Una vez de vuelta a su pueblo natal, se casó con su antigua vecina Elizabeth Christ, la abuela de Donald. Regresaron a Nueva York, donde abrió una barbería y regentó un hotel y un restaurante. Allí tuvieron a su primera hija, Elizabeth. Pero al poco, la nostalgia sumió a su esposa en una depresión, y en 1894 volvieron a Alemania con la idea de envejecer allí. Pero el Gobierno germano apareció en escena.
¿Presidente de Alemania?
“Es muy llamativo, pero por muy poco la segunda generación Trump podría haber sido alemana”, sugiere la autora. ¿Podría Donald ser ahora mismo presidente de Alemania? “Desde luego que podría, o eso o algo importante. Esos son los asombrosos accidentes de la historia. Algo pequeño puede tener un efecto mínimo o consecuencias colosales, como este caso”, explica.
En aquella época el servicio militar era obligatorio en Alemania hasta los 35 años, justo la edad a la que regresó el abuelo Trump. Su ayuntamiento trató de ayudarle, en un intento de conservar en el pueblo la fortuna de aquel hijo pródigo, valorada en 80.000 marcos, medio milllón de dólares de hoy. Pero las autoridades de Baviera consideraron que Firederich, con su aventura americana, sólo perseguía evitar el servicio militar, de modo que le retiró la ciudadanía y lo mandó de vuelta a América en 1905, con su esposa embarazada, que daría a luz en Nueva York a Frederick, padre de Donald, y luego John, ya completamente estadounidenses.

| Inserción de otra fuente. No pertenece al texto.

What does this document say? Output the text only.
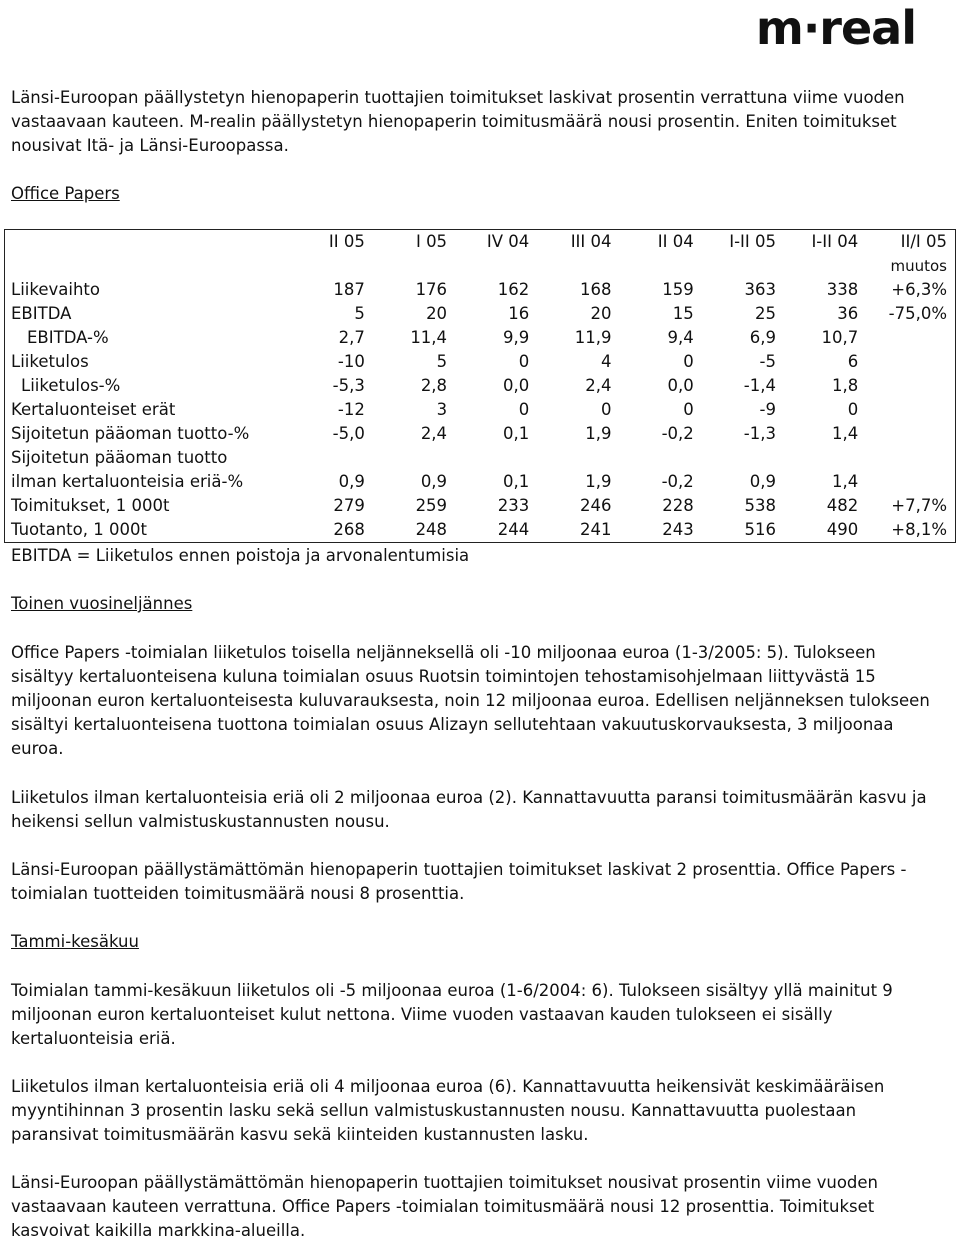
m·real

Länsi-Euroopan päällystetyn hienopaperin tuottajien toimitukset laskivat prosentin verrattuna viime vuoden vastaavaan kauteen. M-realin päällystetyn hienopaperin toimitusmäärä nousi prosentin. Eniten toimitukset nousivat Itä- ja Länsi-Euroopassa.

Office Papers

	II 05	I 05	IV 04	III 04	II 04	I-II 05	I-II 04	II/I 05
								muutos
Liikevaihto	187	176	162	168	159	363	338	+6,3%
EBITDA	5	20	16	20	15	25	36	-75,0%
EBITDA-%	2,7	11,4	9,9	11,9	9,4	6,9	10,7	
Liiketulos	-10	5	0	4	0	-5	6	
Liiketulos-%	-5,3	2,8	0,0	2,4	0,0	-1,4	1,8	
Kertaluonteiset erät	-12	3	0	0	0	-9	0	
Sijoitetun pääoman tuotto-%	-5,0	2,4	0,1	1,9	-0,2	-1,3	1,4	
Sijoitetun pääoman tuotto								
ilman kertaluonteisia eriä-%	0,9	0,9	0,1	1,9	-0,2	0,9	1,4	
Toimitukset, 1 000t	279	259	233	246	228	538	482	+7,7%
Tuotanto, 1 000t	268	248	244	241	243	516	490	+8,1%

EBITDA = Liiketulos ennen poistoja ja arvonalentumisia

Toinen vuosineljännes

Office Papers -toimialan liiketulos toisella neljänneksellä oli -10 miljoonaa euroa (1-3/2005: 5). Tulokseen sisältyy kertaluonteisena kuluna toimialan osuus Ruotsin toimintojen tehostamisohjelmaan liittyvästä 15 miljoonan euron kertaluonteisesta kuluvarauksesta, noin 12 miljoonaa euroa. Edellisen neljänneksen tulokseen sisältyi kertaluonteisena tuottona toimialan osuus Alizayn sellutehtaan vakuutuskorvauksesta, 3 miljoonaa euroa.

Liiketulos ilman kertaluonteisia eriä oli 2 miljoonaa euroa (2). Kannattavuutta paransi toimitusmäärän kasvu ja heikensi sellun valmistuskustannusten nousu.

Länsi-Euroopan päällystämättömän hienopaperin tuottajien toimitukset laskivat 2 prosenttia. Office Papers -toimialan tuotteiden toimitusmäärä nousi 8 prosenttia.

Tammi-kesäkuu

Toimialan tammi-kesäkuun liiketulos oli -5 miljoonaa euroa (1-6/2004: 6). Tulokseen sisältyy yllä mainitut 9 miljoonan euron kertaluonteiset kulut nettona. Viime vuoden vastaavan kauden tulokseen ei sisälly kertaluonteisia eriä.

Liiketulos ilman kertaluonteisia eriä oli 4 miljoonaa euroa (6). Kannattavuutta heikensivät keskimääräisen myyntihinnan 3 prosentin lasku sekä sellun valmistuskustannusten nousu. Kannattavuutta puolestaan paransivat toimitusmäärän kasvu sekä kiinteiden kustannusten lasku.

Länsi-Euroopan päällystämättömän hienopaperin tuottajien toimitukset nousivat prosentin viime vuoden vastaavaan kauteen verrattuna. Office Papers -toimialan toimitusmäärä nousi 12 prosenttia. Toimitukset kasvoivat kaikilla markkina-alueilla.
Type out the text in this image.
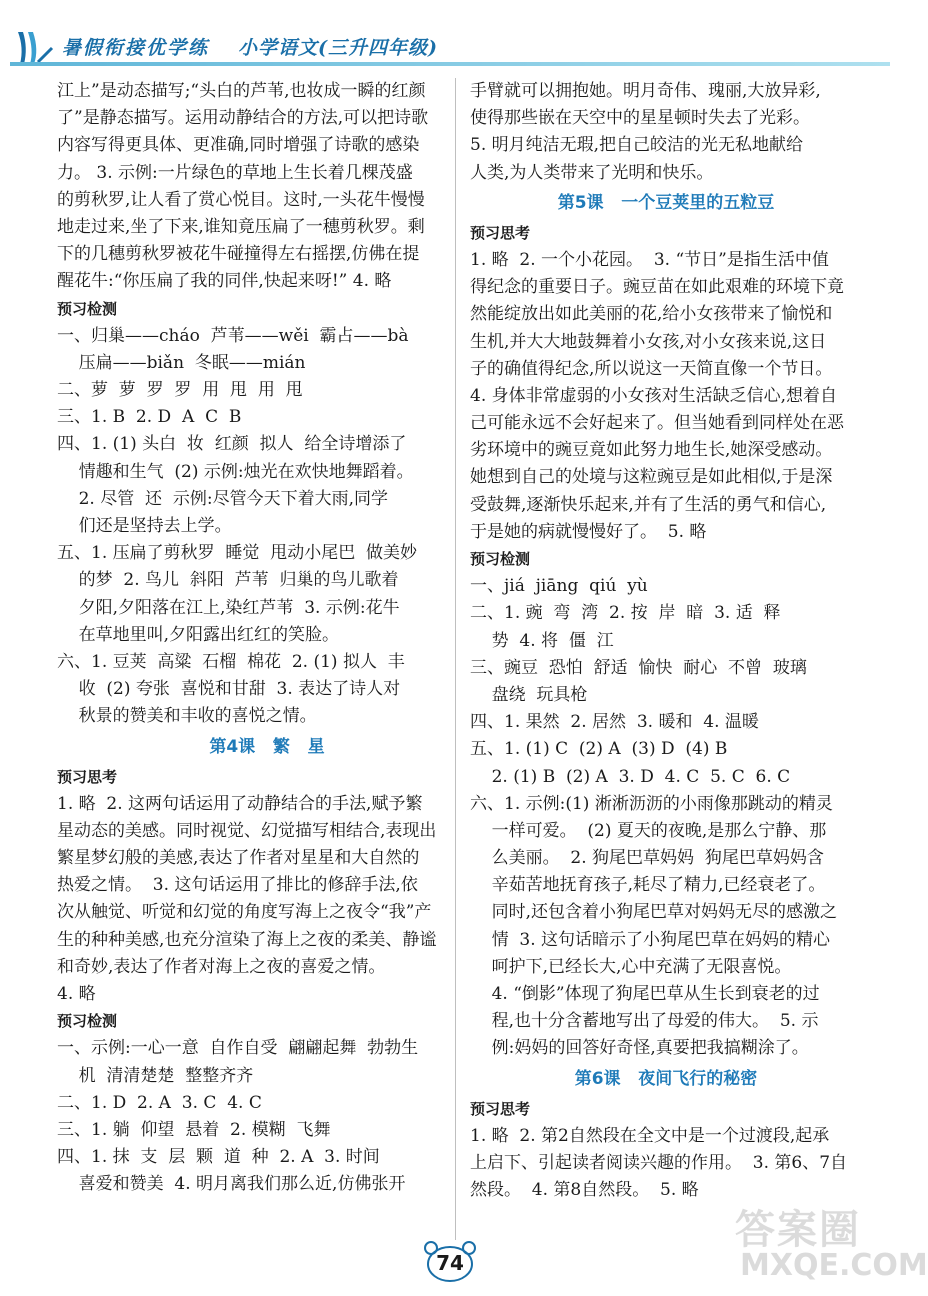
暑假衔接优学练 小学语文(三升四年级)
江上”是动态描写;“头白的芦苇,也妆成一瞬的红颜
了”是静态描写。运用动静结合的方法,可以把诗歌
内容写得更具体、更准确,同时增强了诗歌的感染
力。 3. 示例:一片绿色的草地上生长着几棵茂盛
的剪秋罗,让人看了赏心悦目。这时,一头花牛慢慢
地走过来,坐了下来,谁知竟压扁了一穗剪秋罗。剩
下的几穗剪秋罗被花牛碰撞得左右摇摆,仿佛在提
醒花牛:“你压扁了我的同伴,快起来呀!” 4. 略
预习检测
一、归巢——cháo  芦苇——wěi  霸占——bà
压扁——biǎn  冬眠——mián
二、萝  萝  罗  罗  用  甩  用  甩
三、1. B  2. D  A  C  B
四、1. (1) 头白  妆  红颜  拟人  给全诗增添了
情趣和生气  (2) 示例:烛光在欢快地舞蹈着。
2. 尽管  还  示例:尽管今天下着大雨,同学
们还是坚持去上学。
五、1. 压扁了剪秋罗  睡觉  甩动小尾巴  做美妙
的梦  2. 鸟儿  斜阳  芦苇  归巢的鸟儿歌着
夕阳,夕阳落在江上,染红芦苇  3. 示例:花牛
在草地里叫,夕阳露出红红的笑脸。
六、1. 豆荚  高粱  石榴  棉花  2. (1) 拟人  丰
收  (2) 夸张  喜悦和甘甜  3. 表达了诗人对
秋景的赞美和丰收的喜悦之情。
第4课   繁   星
预习思考
1. 略  2. 这两句话运用了动静结合的手法,赋予繁
星动态的美感。同时视觉、幻觉描写相结合,表现出
繁星梦幻般的美感,表达了作者对星星和大自然的
热爱之情。  3. 这句话运用了排比的修辞手法,依
次从触觉、听觉和幻觉的角度写海上之夜令“我”产
生的种种美感,也充分渲染了海上之夜的柔美、静谧
和奇妙,表达了作者对海上之夜的喜爱之情。
4. 略
预习检测
一、示例:一心一意  自作自受  翩翩起舞  勃勃生
机  清清楚楚  整整齐齐
二、1. D  2. A  3. C  4. C
三、1. 躺  仰望  悬着  2. 模糊  飞舞
四、1. 抹  支  层  颗  道  种  2. A  3. 时间
喜爱和赞美  4. 明月离我们那么近,仿佛张开
手臂就可以拥抱她。明月奇伟、瑰丽,大放异彩,
使得那些嵌在天空中的星星顿时失去了光彩。
5. 明月纯洁无瑕,把自己皎洁的光无私地献给
人类,为人类带来了光明和快乐。
第5课   一个豆荚里的五粒豆
预习思考
1. 略  2. 一个小花园。  3. “节日”是指生活中值
得纪念的重要日子。豌豆苗在如此艰难的环境下竟
然能绽放出如此美丽的花,给小女孩带来了愉悦和
生机,并大大地鼓舞着小女孩,对小女孩来说,这日
子的确值得纪念,所以说这一天简直像一个节日。
4. 身体非常虚弱的小女孩对生活缺乏信心,想着自
己可能永远不会好起来了。但当她看到同样处在恶
劣环境中的豌豆竟如此努力地生长,她深受感动。
她想到自己的处境与这粒豌豆是如此相似,于是深
受鼓舞,逐渐快乐起来,并有了生活的勇气和信心,
于是她的病就慢慢好了。  5. 略
预习检测
一、jiá  jiāng  qiú  yù
二、1. 豌  弯  湾  2. 按  岸  暗  3. 适  释
势  4. 将  僵  江
三、豌豆  恐怕  舒适  愉快  耐心  不曾  玻璃
盘绕  玩具枪
四、1. 果然  2. 居然  3. 暖和  4. 温暖
五、1. (1) C  (2) A  (3) D  (4) B
2. (1) B  (2) A  3. D  4. C  5. C  6. C
六、1. 示例:(1) 淅淅沥沥的小雨像那跳动的精灵
一样可爱。  (2) 夏天的夜晚,是那么宁静、那
么美丽。  2. 狗尾巴草妈妈  狗尾巴草妈妈含
辛茹苦地抚育孩子,耗尽了精力,已经衰老了。
同时,还包含着小狗尾巴草对妈妈无尽的感激之
情  3. 这句话暗示了小狗尾巴草在妈妈的精心
呵护下,已经长大,心中充满了无限喜悦。
4. “倒影”体现了狗尾巴草从生长到衰老的过
程,也十分含蓄地写出了母爱的伟大。  5. 示
例:妈妈的回答好奇怪,真要把我搞糊涂了。
第6课   夜间飞行的秘密
预习思考
1. 略  2. 第2自然段在全文中是一个过渡段,起承
上启下、引起读者阅读兴趣的作用。  3. 第6、7自
然段。  4. 第8自然段。  5. 略
74
答案圈
MXQE.COM
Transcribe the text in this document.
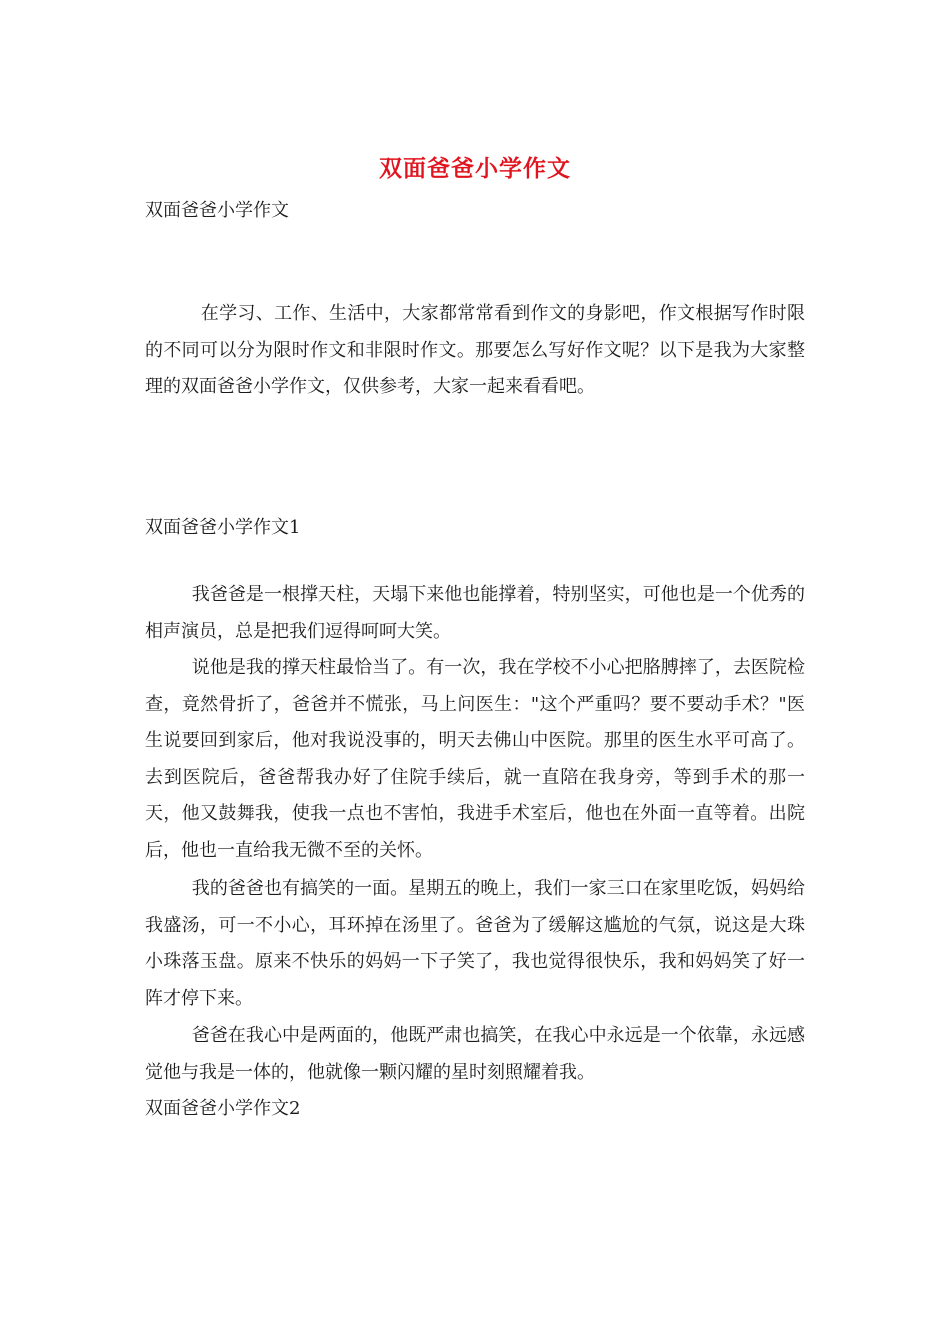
双面爸爸小学作文
双面爸爸小学作文

在学习、工作、生活中，大家都常常看到作文的身影吧，作文根据写作时限的不同可以分为限时作文和非限时作文。那要怎么写好作文呢？以下是我为大家整理的双面爸爸小学作文，仅供参考，大家一起来看看吧。

双面爸爸小学作文1

我爸爸是一根撑天柱，天塌下来他也能撑着，特别坚实，可他也是一个优秀的相声演员，总是把我们逗得呵呵大笑。

说他是我的撑天柱最恰当了。有一次，我在学校不小心把胳膊摔了，去医院检查，竟然骨折了，爸爸并不慌张，马上问医生："这个严重吗？要不要动手术？"医生说要回到家后，他对我说没事的，明天去佛山中医院。那里的医生水平可高了。去到医院后，爸爸帮我办好了住院手续后，就一直陪在我身旁，等到手术的那一天，他又鼓舞我，使我一点也不害怕，我进手术室后，他也在外面一直等着。出院后，他也一直给我无微不至的关怀。

我的爸爸也有搞笑的一面。星期五的晚上，我们一家三口在家里吃饭，妈妈给我盛汤，可一不小心，耳环掉在汤里了。爸爸为了缓解这尴尬的气氛，说这是大珠小珠落玉盘。原来不快乐的妈妈一下子笑了，我也觉得很快乐，我和妈妈笑了好一阵才停下来。

爸爸在我心中是两面的，他既严肃也搞笑，在我心中永远是一个依靠，永远感觉他与我是一体的，他就像一颗闪耀的星时刻照耀着我。

双面爸爸小学作文2
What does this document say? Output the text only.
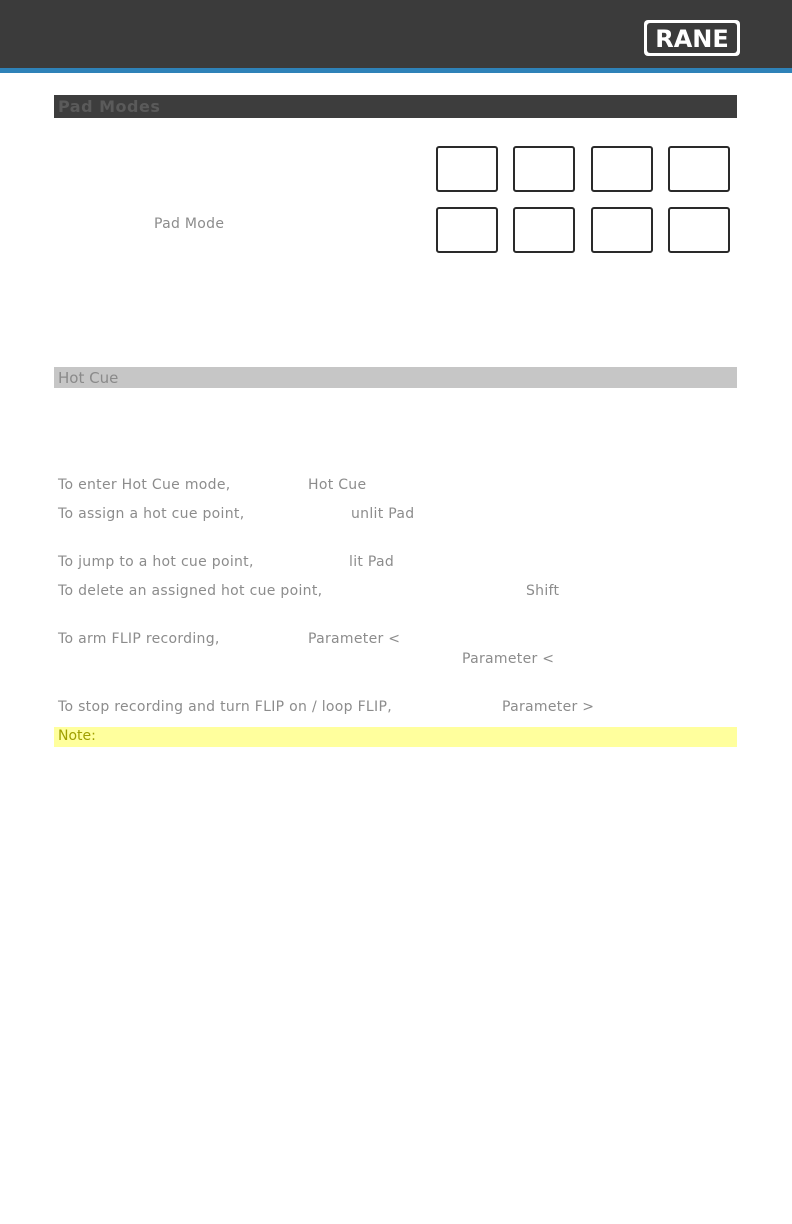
RANE
Pad Modes
Pad Mode
Hot Cue
To enter Hot Cue mode,	Hot Cue
To assign a hot cue point,	unlit Pad
To jump to a hot cue point,	lit Pad
To delete an assigned hot cue point,	Shift
To arm FLIP recording,	Parameter <
Parameter <
To stop recording and turn FLIP on / loop FLIP,	Parameter >
Note:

Finalmente, el abuelo del nuevo presidente murió a los 49 años, en Queens, durante la epidemia de gripe española. Su mujer Elizabeth usó su herencia para continuar el negocio inmobiliario con su hijo mayor, nuestro siguiente protagonista, Fred Junior, el padre del comandante en jefe electo.
“El segundo Trump también mostró destreza. No vivió la fiebre del oro y le tocó la gran depresión, pero supo sacar provecho de los programas de ayudas federales y subsidios de la época que buscaban levantar la economía. Él transmitió a su Donald todo sobre negocios y cómo ser competitivo. Le enseñó la frase de ‘ganar lo es todo, no hay límites’. Y mira ahora a su hijo”, señala Blair.
Vínculos con el KKK
Al margen de la faceta empresarial que recoge en este libro, sobre el padre del futuro presidente de los EEUU, fallecido en 1999, aparecieron en septiembre de 2015 noticias inquietantes. Justo cuando su hijo daba los primeros pasos de su carrera política, la prensa desenterró de la hemeroteca del New York Times un artículo publicado el 1 de junio de 1927 que relacionaba a Fred Trump con el Ku Klux Klan. La crónica periodística lo vinculaba con una pelea que enfrentó a 1.000 civiles relacionados con el grupo racista contra 100 policías en Queens.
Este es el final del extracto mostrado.